Before long, Sara’s car comes screeching back toward them, bolting from the cul-de-sac and barreling their way. Past a yard with an aboveground pool out front, surrounded by an army of tricycles. Past the house with all the wind chimes hanging out front. Past the cactus decorated to look like the Incredible Hulk. No one else is outside their house, late morning, too hot, too stifling, and yet this is the specific time that Rodney’s dad and uncle like to road fish: They’ve told Balloon Boy many times that they thrive in extreme conditions, drawing a comparison between their noon sessions and boxers who train in the mountains, at extreme elevations, so when they go back and fight at sea level, they’re in superior cardiovascular shape. Does the analogy hold up? Not really, but Rodney would nod at them,
Once he sees the car coming, Uncle Felix steps into the middle of the road again. Pulls his arm back for another cast when the car hits the brakes and Sara’s brother, Hank, rockets out. He’s gowned in muscles like an old-fashioned gladiator.
“You kick her car, Felix?”
“Ease up now, Hank.”
“Did you?”
“I did.”
“It was me,” says Larry.
“Me,” Balloon Boy says for the sake of solidarity. He doesn’t want to get involved, but that’s what the remaining members of the Curtis clan do, stick together no matter what. Unlike some other Curtises, a gone mom who fled to California after the thump-splat ouch.
Hank points a paw right at Rodney and says, “Stay out of this, Balloon Boy.” Then he snaps at Uncle Felix, “She’s only eighteen. What kind of man scares a little girl?”
Felix throws his fishing pole down on the grass, saying, “The kind who almost gets made road kill.”
“Give me her mirror,” Hank says.
“That’s my mirror now,” says Uncle Felix.
“It’s mine,” Larry says.
“Mine,” Balloon Boy says, fearing the worst.
The Curtis boys and their skyscraping loyalty, unlike some Curtises who need fair weather all the time. Whenever Rodney asks where his mom went, Larry says, “It never rains in California so she went there,” and Balloon Boy wants so badly to ask more questions — why in California, why not here with me, is she still at that old return address? But it would take him too long to gut out those inquiries and he knows his dad won’t tell him much.

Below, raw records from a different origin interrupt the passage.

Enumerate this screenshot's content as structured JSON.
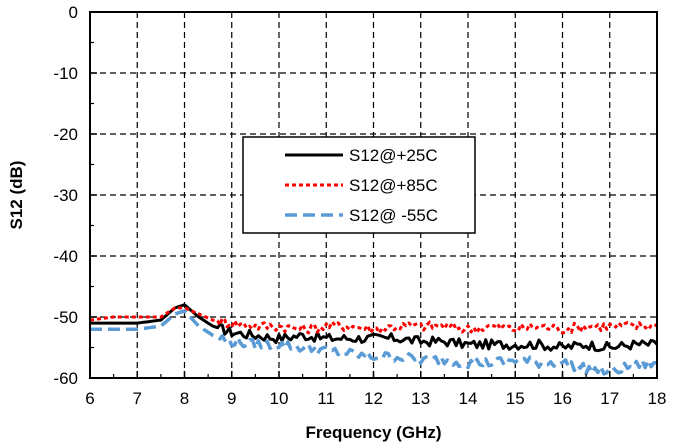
{
  "chart_data": {
    "type": "line",
    "xlabel": "Frequency (GHz)",
    "ylabel": "S12 (dB)",
    "xlim": [
      6,
      18
    ],
    "ylim": [
      -60,
      0
    ],
    "xticks": [
      6,
      7,
      8,
      9,
      10,
      11,
      12,
      13,
      14,
      15,
      16,
      17,
      18
    ],
    "yticks": [
      0,
      -10,
      -20,
      -30,
      -40,
      -50,
      -60
    ],
    "grid": "dashed major gridlines",
    "legend_position": "center-right",
    "series": [
      {
        "name": "S12@+25C",
        "color": "#000000",
        "dash": "solid",
        "x": [
          6,
          6.5,
          7,
          7.5,
          7.8,
          8,
          8.3,
          8.6,
          9,
          9.5,
          10,
          10.5,
          11,
          11.5,
          12,
          12.5,
          13,
          13.5,
          14,
          14.5,
          15,
          15.5,
          16,
          16.5,
          17,
          17.5,
          18
        ],
        "y": [
          -51,
          -51,
          -51,
          -50.5,
          -48.5,
          -48,
          -50,
          -51.5,
          -52.5,
          -53,
          -53.5,
          -53,
          -53.5,
          -53.5,
          -53.5,
          -53.5,
          -54,
          -54,
          -54.5,
          -54.5,
          -54.5,
          -54.5,
          -55,
          -54.5,
          -55,
          -54.5,
          -54.5
        ]
      },
      {
        "name": "S12@+85C",
        "color": "#ff0000",
        "dash": "4 3",
        "x": [
          6,
          6.5,
          7,
          7.5,
          7.8,
          8,
          8.3,
          8.6,
          9,
          9.5,
          10,
          10.5,
          11,
          11.5,
          12,
          12.5,
          13,
          13.5,
          14,
          14.5,
          15,
          15.5,
          16,
          16.5,
          17,
          17.5,
          18
        ],
        "y": [
          -50.5,
          -50,
          -50,
          -50,
          -48.5,
          -48.5,
          -49.5,
          -50.5,
          -51,
          -51.5,
          -51.5,
          -52,
          -51.5,
          -51.5,
          -52,
          -51.5,
          -51.5,
          -51.5,
          -52,
          -51.5,
          -52,
          -51.5,
          -52,
          -51.5,
          -51.5,
          -51.5,
          -51.5
        ]
      },
      {
        "name": "S12@ -55C",
        "color": "#5b9bd5",
        "dash": "12 6",
        "x": [
          6,
          6.5,
          7,
          7.5,
          7.8,
          8,
          8.3,
          8.6,
          9,
          9.5,
          10,
          10.5,
          11,
          11.5,
          12,
          12.5,
          13,
          13.5,
          14,
          14.5,
          15,
          15.5,
          16,
          16.5,
          17,
          17.5,
          18
        ],
        "y": [
          -52,
          -52,
          -52,
          -51.5,
          -49.5,
          -49,
          -51.5,
          -53,
          -54,
          -54.5,
          -54.5,
          -55,
          -55.5,
          -56,
          -56.5,
          -56.5,
          -57,
          -57,
          -57.5,
          -57.5,
          -57,
          -57.5,
          -57.5,
          -58.5,
          -59,
          -58,
          -57.5
        ]
      }
    ]
  }
}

Hank spots Sara’s side mirror lying snapped and jagged on the lawn and moves toward it.
“Don’t touch that,” Uncle Felix says.
But Hank picks it up and threatens each witness from the Curtis clan: “Don’t treat my sister like that again or else.” He goes back across the lawn and steps on and cracks in two Felix’s fishing pole.
“Three of us against one of you!” Uncle Felix says, incensed.
“You’ve gotta be kidding,” Hank says.
Felix lunges toward Hank, who cocks his fist, the one holding Sara’s side mirror, and hits Uncle Felix with it. Felix falls, bleeding from the temple. Larry tries to tackle Hank but gets fixed in some vicious headlock and tumbles down after one hit in the kidney.
Hank looks at Balloon Boy. “You wanna dance, too?”
He doesn’t, of course. Doesn’t even want to be outside, in this sweltering pointless situation. Doesn’t want to road fish or watch them drink whiskey anymore. Doesn’t want to be here in this disconnected head, the muscles in his mouth not responding to any cues from his brain. Rodney doesn’t want to be stuck away from all the good stuff, the real stuff, doesn’t want to feel this cruel division between himself and all the other humans, those people with their own baggage and yet solely because his words are slow, he’s ostracized.